Although belligerent, they are easy to please: A drunk friend will yell all night until he gets a bottle of beer; a baby will cry all night until he gets a bottle of milk. Basically if you can just get them what they want quickly, a drunk or a baby will be very happy and will show you great affection for your trouble; the baby will snuggle with you and the drunk will say, “I love you, man!” right before he passes out in the bath tub. One difference: your baby will rarely wake up in the middle of the night and demand you take him to the convenience store to get a microwaved barbecue pork sandwich.

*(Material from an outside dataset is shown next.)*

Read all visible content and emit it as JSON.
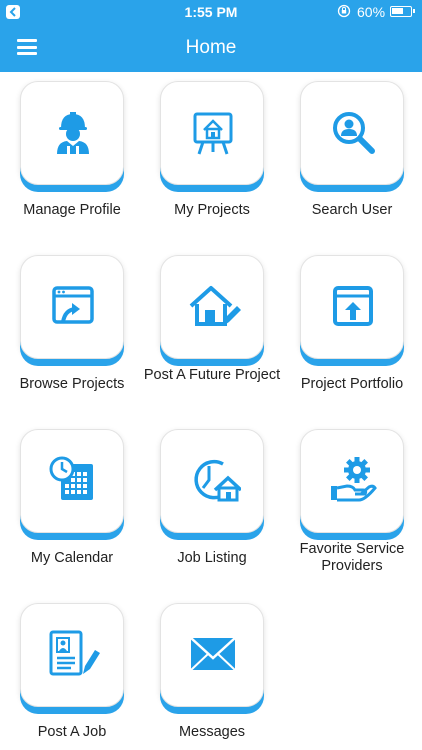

Their violence is easy to avoid: As toddlers grow up, they start to establish their independence and many times that means they will lash out at their parents. Hitting, biting and scratching are common, as are screaming, temper tantrums and even literally shaking with rage. This is a phase all kids go through, and, if handled with compassion and patience, one that will pass with time. Plus, if they do hit you, they’re tiny, and it really doesn’t hurt. Drunks do the same things but that’s because they’re ignorant drunks. They can be handled with violence but mostly just talking to them will calm them down, and you might even get a drunken, smelly hug out of it. Plus, they have terrible aim and you can easily sidestep their wild, roundhouse punches.

Oh, the smells you will smell: Babies stink … bad. People who go on and on about “new baby smell” don’t hang around long enough to really sniff the horrors that can come out of a child. No matter what end of the baby you are talking about, smelly things come flying out of babies on a daily basis. And then there are the things related to babies that smell: highly fragranced baby wipes, plastic toys impregnated with fake fruit scents and the dreaded milk bottle found under the front seat of the car after a week in the August sun. But I was ready for this because of my college days dealing with drinking adults. Drunks just reek of alcohol and puke (which is bad enough) but in this case there is a difference in how you deal with them: Children you clean up and put into new clothes and lovingly hold them if they’re feeling under the weather; with drunks, you help them through the actual puking part so they don’t die then you put them to bed fully clothed and let them deal with their own mess in the morning.

I’m sure I learned other things about dealing with kids in college but, as with most things I learned in college, it was the good (and bad) times spent with friends that have stuck with me and now seem the most important.